I went to see The Moth Live last night with a friend. For those of you who are not NPR junkies, it is an evening of storytelling, book-ended on this night by an amazing cellist. There were 5 presenters with vastly different tales based on the theme "on the brink". It was funny and scary and heartwarming and real. It was just the kind of evening that I've needed.
I came home hungry. I went to bed.
Yesterday I did not go to spin. I'm a little stuck and I don't know why? I like it once I'm there; really I do.... I know I never regret going; I know I love the music; I know it's not going to kill me... and yet.... meh...
Instead I took the dog for a really long walk up a very steep hill and logged 15,989 steps. I want to get my average back over 12K by Saturday night. (GOAL #1).
I'm going to continue to eat whole foods, avoid sugar, and not eat after 6:00 p.m. (GOAL #2).

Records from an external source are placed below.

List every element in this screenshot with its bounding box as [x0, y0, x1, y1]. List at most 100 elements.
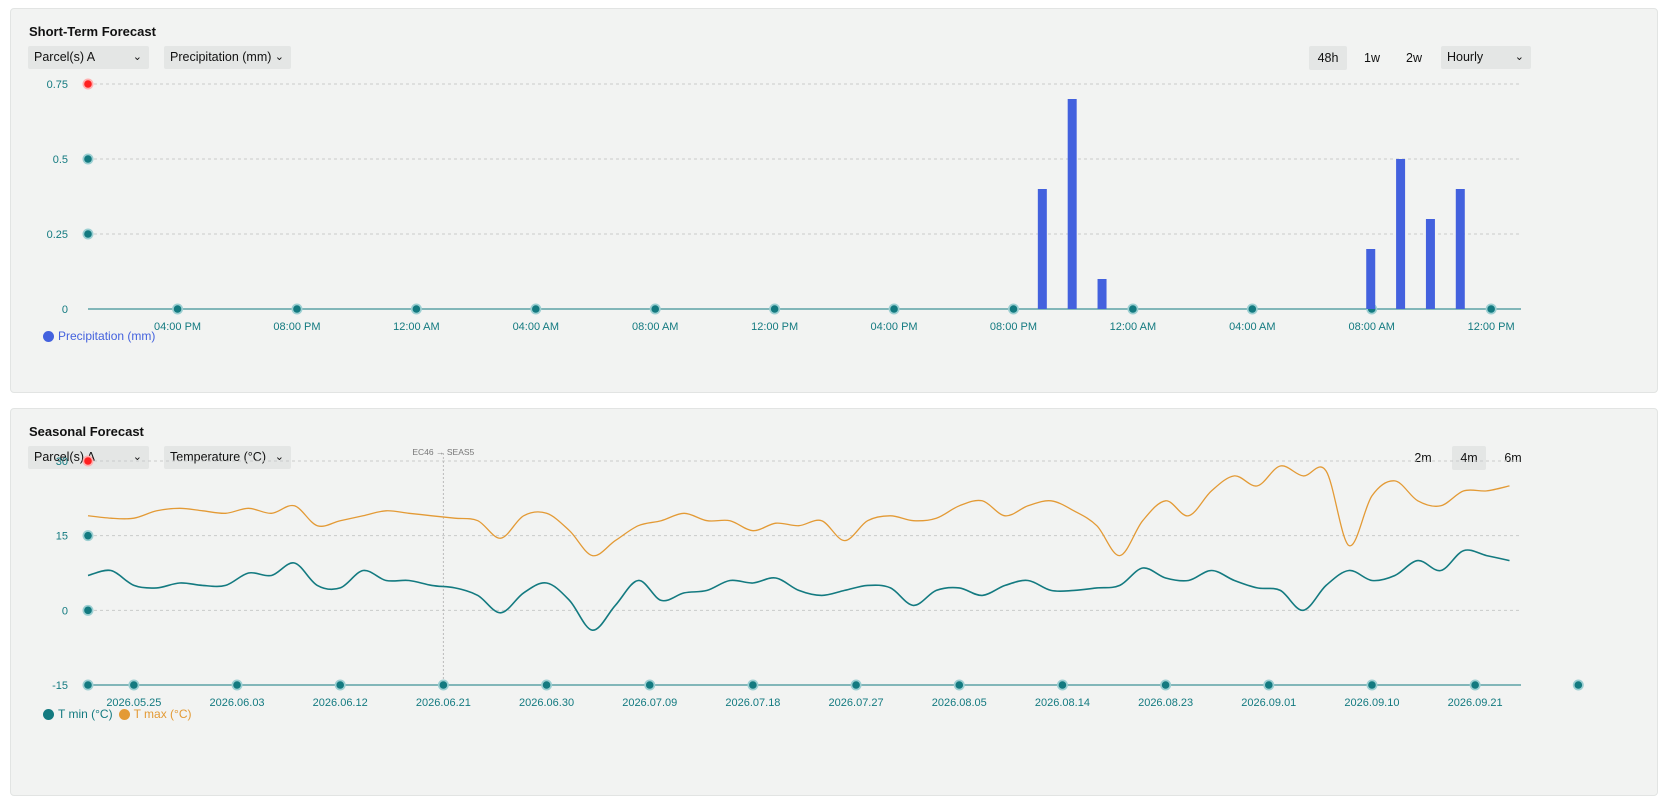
x-tick-dot [293, 305, 301, 313]
y-tick-dot [84, 230, 92, 238]
se-legend: T min (°C) T max (°C) [43, 707, 192, 721]
y-tick-dot [84, 80, 92, 88]
se-variable-select[interactable]: Temperature (°C) ⌄ [164, 446, 291, 469]
precipitation-bar [1067, 99, 1077, 309]
x-tick-label: 2026.07.09 [622, 697, 677, 709]
short-term-forecast-panel: Short-Term Forecast Parcel(s) A ⌄ Precip… [10, 8, 1658, 393]
chevron-down-icon: ⌄ [132, 51, 142, 63]
x-tick-label: 04:00 AM [513, 321, 559, 333]
y-tick-label: -15 [52, 680, 68, 692]
y-tick-dot [84, 155, 92, 163]
chevron-down-icon: ⌄ [132, 451, 142, 463]
x-tick-dot [749, 681, 757, 689]
x-tick-label: 04:00 AM [1229, 321, 1275, 333]
st-range-1w-button[interactable]: 1w [1364, 51, 1380, 65]
y-tick-label: 0.5 [53, 154, 68, 166]
x-tick-dot [1487, 305, 1495, 313]
precipitation-chart: 0 0.25 0.5 0.75 04:00 PM 08:00 PM 12:00 AM 04:0… [47, 78, 1521, 333]
y-tick-dot [84, 531, 92, 540]
x-tick-label: 12:00 PM [751, 321, 798, 333]
x-tick-dot [173, 305, 182, 313]
legend-tmin-dot [43, 708, 54, 720]
y-tick-dot [84, 457, 92, 465]
st-range-48h-button[interactable]: 48h [1309, 46, 1347, 70]
y-tick-label: 0 [62, 605, 68, 617]
precipitation-bar [1425, 219, 1435, 309]
x-tick-label: 2026.06.12 [313, 697, 368, 709]
x-tick-dot [1574, 681, 1583, 689]
precipitation-bar [1366, 249, 1376, 309]
legend-tmax-dot [118, 708, 130, 720]
st-variable-select-value: Precipitation (mm) [170, 50, 272, 64]
y-tick-label: 0.75 [47, 79, 68, 91]
x-tick-label: 2026.09.21 [1448, 697, 1503, 709]
x-tick-dot [1471, 681, 1479, 689]
x-tick-dot [130, 681, 138, 689]
x-tick-label: 2026.09.01 [1241, 697, 1296, 709]
legend-precipitation[interactable]: Precipitation (mm) [43, 329, 155, 343]
legend-tmax[interactable]: T max (°C) [118, 707, 192, 721]
y-tick-label: 0.25 [47, 229, 68, 241]
chevron-down-icon: ⌄ [274, 51, 284, 63]
legend-tmax-label: T max (°C) [133, 707, 192, 721]
x-tick-dot [1058, 681, 1067, 689]
x-tick-label: 08:00 AM [1348, 321, 1394, 333]
legend-precipitation-label: Precipitation (mm) [58, 329, 156, 343]
x-tick-dot [532, 305, 540, 313]
x-tick-dot [770, 305, 779, 313]
x-tick-label: 2026.06.21 [416, 697, 471, 709]
x-tick-label: 2026.09.10 [1344, 697, 1399, 709]
x-tick-dot [1161, 681, 1170, 689]
model-switch-marker-label: EC46 → SEAS5 [412, 447, 474, 457]
x-tick-dot [1129, 305, 1137, 313]
st-parcel-select[interactable]: Parcel(s) A ⌄ [28, 46, 149, 69]
x-tick-label: 2026.08.05 [932, 697, 987, 709]
chevron-down-icon: ⌄ [274, 451, 284, 463]
x-tick-dot [1009, 305, 1018, 313]
x-tick-label: 2026.05.25 [106, 697, 161, 709]
x-tick-label: 2026.08.14 [1035, 697, 1090, 709]
y-tick-dot [84, 606, 92, 615]
x-tick-dot [336, 681, 345, 689]
y-tick-label: 15 [56, 531, 68, 543]
x-tick-dot [955, 681, 964, 689]
x-tick-label: 12:00 AM [393, 321, 439, 333]
y-tick-label: 0 [62, 304, 68, 316]
st-range-2w-button[interactable]: 2w [1406, 51, 1422, 65]
tmin-series-line [87, 549, 1510, 631]
st-parcel-select-value: Parcel(s) A [34, 50, 96, 64]
st-interval-select[interactable]: Hourly ⌄ [1441, 46, 1531, 69]
x-tick-label: 04:00 PM [154, 321, 201, 333]
x-tick-dot [890, 305, 898, 313]
legend-tmin[interactable]: T min (°C) [43, 707, 113, 721]
short-term-title: Short-Term Forecast [29, 24, 156, 39]
precipitation-bar [1097, 279, 1107, 309]
tmax-series-line [87, 465, 1510, 557]
y-tick-dot [84, 681, 92, 689]
x-tick-label: 2026.08.23 [1138, 697, 1193, 709]
x-tick-label: 04:00 PM [871, 321, 918, 333]
x-tick-dot [439, 681, 448, 689]
chevron-down-icon: ⌄ [1514, 51, 1524, 63]
x-tick-label: 2026.07.18 [725, 697, 780, 709]
x-tick-label: 12:00 AM [1110, 321, 1156, 333]
legend-tmin-label: T min (°C) [58, 707, 113, 721]
precipitation-bar [1037, 189, 1047, 309]
precipitation-bar [1396, 159, 1406, 309]
x-tick-dot [651, 305, 660, 313]
x-tick-dot [233, 681, 241, 689]
x-tick-dot [852, 681, 860, 689]
seasonal-title: Seasonal Forecast [29, 424, 144, 439]
x-tick-dot [1264, 681, 1273, 689]
x-tick-label: 2026.07.27 [829, 697, 884, 709]
st-variable-select[interactable]: Precipitation (mm) ⌄ [164, 46, 291, 69]
x-tick-label: 08:00 PM [990, 321, 1037, 333]
se-variable-select-value: Temperature (°C) [170, 450, 266, 464]
se-parcel-select-value: Parcel(s) A [34, 450, 96, 464]
st-legend: Precipitation (mm) [43, 329, 155, 343]
legend-precipitation-dot [43, 330, 54, 342]
x-tick-label: 2026.06.03 [210, 697, 265, 709]
x-tick-dot [412, 305, 421, 313]
x-tick-label: 08:00 PM [273, 321, 320, 333]
precipitation-bar [1455, 189, 1465, 309]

I will not factor in MFP's exercise calories, but rather stick to a single number range. (GOAL #3).
I want to step up the weight loss in November.
In December I visit my sister in law and her family. I haven't seen them in 2 years. I know I shouldn't care, but I do... She's a big Spartan racer with a full time job, and super mom of 4 girls . I always feel a little "less than" around her. I know it's my hang up she's perfectly nice. If I could just get a smattering of confidence back that typically comes when I get in a weight loss groove, I would feel better (?) I'm certain it's about feeling in control, feeling successful... I have no idea why it all has to do with this vessel I inhabit, but it does... Women and Body Issues - I am a poster child.
And it is about ME; a work in progress. I'm working on being honest with myself and this is only one of many life events I am ruminating on. The daily struggle I face of being in public, feeling judged, continues. The fancy moms with their fancy hair and pretty clothes... I feel either unseen (I actually had a mom I've known for years say that she didn't even recognize me... ) or I'll catch a look from a heavier mom and I think "I bet she's happy I regained all this weight". And I KNOW that it's me. I put words to their expressions; I decide what they're thinking; and my right mind knows that they are probably not thinking about me at all.
That damn inner critic.
And I had to buy size 14 jeans yesterday. I took them off the rack and they looked GINORMOUS... and they fit; and I was really sad about it. (more honesty) And now I'm just determined. I know I can turn this around.